I think the possible damage of a rogue bot merging/pushing a bad change to dist-git is worse than the possible damage of a bot creating arbitrary updates from builds already pushed/reviewed by humans.


I'd like to understand what is actually the point of having production koji builds with no bodhi updates. When I do an official build of my package, it's always my intention to get it to stable repos.

This topic has come up before, and actually it is not allowed to do koji builds for other purposes than official updates. People were using rawhide as a kind of CI and were explicitly told not do do that. I think this was clarified in our docs somewhere, but I don't have a reference at hand, though I recall @adamwill was involved.


I think that it should always be a human who decides what builds end up grouped in what updates and what karma limits and other settings the updates should have.

Hmm, this isn't directly related to the question of permissions, but, assuming that by "decide" you mean the current explicit interaction with bodhi, I would disagree. We currently do automatic updates for rawhide, and it works fairly well. I would like to allow packagers to use the same mechanism to submit updates for branched and stable releases. For many packages, updates are single-package updates, and the packagers doesn't do anything except copy or reword the latest changelog entry into a bodhi update description and accept other defaults. In particular, bodhi is able to connect rawhide updates to bugzilla bugs using the changelog, and it could the same for all updates. Update creation could be automated to remove one manual step that doesn't provide any benefit to the users. Of course this should be opt-in, to allow more complicated cases to be handled manually.

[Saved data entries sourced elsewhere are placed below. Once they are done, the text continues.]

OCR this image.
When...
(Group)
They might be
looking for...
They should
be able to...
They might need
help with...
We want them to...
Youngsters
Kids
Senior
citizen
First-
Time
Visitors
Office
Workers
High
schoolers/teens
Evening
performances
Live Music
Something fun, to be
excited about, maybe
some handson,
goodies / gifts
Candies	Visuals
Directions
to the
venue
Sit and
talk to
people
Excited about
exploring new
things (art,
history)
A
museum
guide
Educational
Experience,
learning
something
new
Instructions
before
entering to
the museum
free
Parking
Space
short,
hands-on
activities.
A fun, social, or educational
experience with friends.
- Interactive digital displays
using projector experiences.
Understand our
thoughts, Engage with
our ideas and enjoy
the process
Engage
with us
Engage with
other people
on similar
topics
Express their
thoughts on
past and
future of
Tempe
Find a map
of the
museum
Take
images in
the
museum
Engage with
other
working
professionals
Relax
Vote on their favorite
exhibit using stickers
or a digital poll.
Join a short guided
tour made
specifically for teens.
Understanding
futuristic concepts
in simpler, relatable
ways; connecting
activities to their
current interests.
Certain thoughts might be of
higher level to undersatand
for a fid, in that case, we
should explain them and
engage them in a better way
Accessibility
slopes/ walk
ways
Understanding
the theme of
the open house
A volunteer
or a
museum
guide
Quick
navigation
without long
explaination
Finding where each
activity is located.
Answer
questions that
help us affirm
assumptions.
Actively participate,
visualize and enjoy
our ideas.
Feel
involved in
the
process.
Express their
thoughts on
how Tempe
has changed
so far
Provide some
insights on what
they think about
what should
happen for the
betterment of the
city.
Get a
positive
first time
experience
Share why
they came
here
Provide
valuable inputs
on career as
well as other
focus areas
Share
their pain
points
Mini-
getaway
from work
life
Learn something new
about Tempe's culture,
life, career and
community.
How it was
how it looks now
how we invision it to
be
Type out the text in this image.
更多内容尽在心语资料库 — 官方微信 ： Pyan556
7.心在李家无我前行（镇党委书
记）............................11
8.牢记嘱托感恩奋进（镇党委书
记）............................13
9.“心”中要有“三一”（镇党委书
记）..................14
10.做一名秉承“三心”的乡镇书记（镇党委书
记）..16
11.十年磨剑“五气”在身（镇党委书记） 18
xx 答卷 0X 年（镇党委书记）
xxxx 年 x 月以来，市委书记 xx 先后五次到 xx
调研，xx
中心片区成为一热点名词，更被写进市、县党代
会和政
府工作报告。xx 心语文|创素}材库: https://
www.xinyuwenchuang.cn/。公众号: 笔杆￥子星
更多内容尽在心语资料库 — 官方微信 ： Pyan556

(In other words, the packager should be able to decide to do no grouping and use default karma limits before starting the koji build and walk away after the build has started with the knowledge that an update with a proper description and links to bugs will be automatically created.)

I think this should be one of the next steps in the process of automation of packaging.

The discussion has stalled. @decathorpe, do you maybe have some proposal for a solution, either immediate or aspirational, so that we can derive some positive action from this?

We currently do automatic updates for rawhide, and it works fairly well.

We only use Bodhi for Rawhide because it's currently the only way to trigger automated testing. When we first did it, nobody actually wanted it (I still kind of don't). It's a poor example because it exists as an implementation detail for the sole purpose of being able to automated checks on package builds.

We could trigger the testing other ways, as I recall the reason it's hooked into bodhi is because we need a way to display results and a way to let people submit waivers and otherwise interact with tests.

The discussion has stalled. @decathorpe, do you maybe have some proposal for a solution, either immediate or aspirational, so that we can derive some positive action from this?

Not really. I don't think making packit privileges "narrower" but non-opt-out-able instead of being opt-in on a per-package basis is fine. But if other FESCo members don't see a problem with that, then I will shut up.

This was discussed during today's meeting. While people have various opinions, the general consensus is that the situation is acceptable, considering technical limitations and we won't take any action now.

Metadata Update from @zbyszek:
- Issue close_status updated to: Rejected
- Issue status updated to: Closed (was: Open)

a year ago

@zbyszek Thank you very much for taking the time to discuss that!

We are not changing anything then on Packit side, but are prepared for a revisit if/when needed.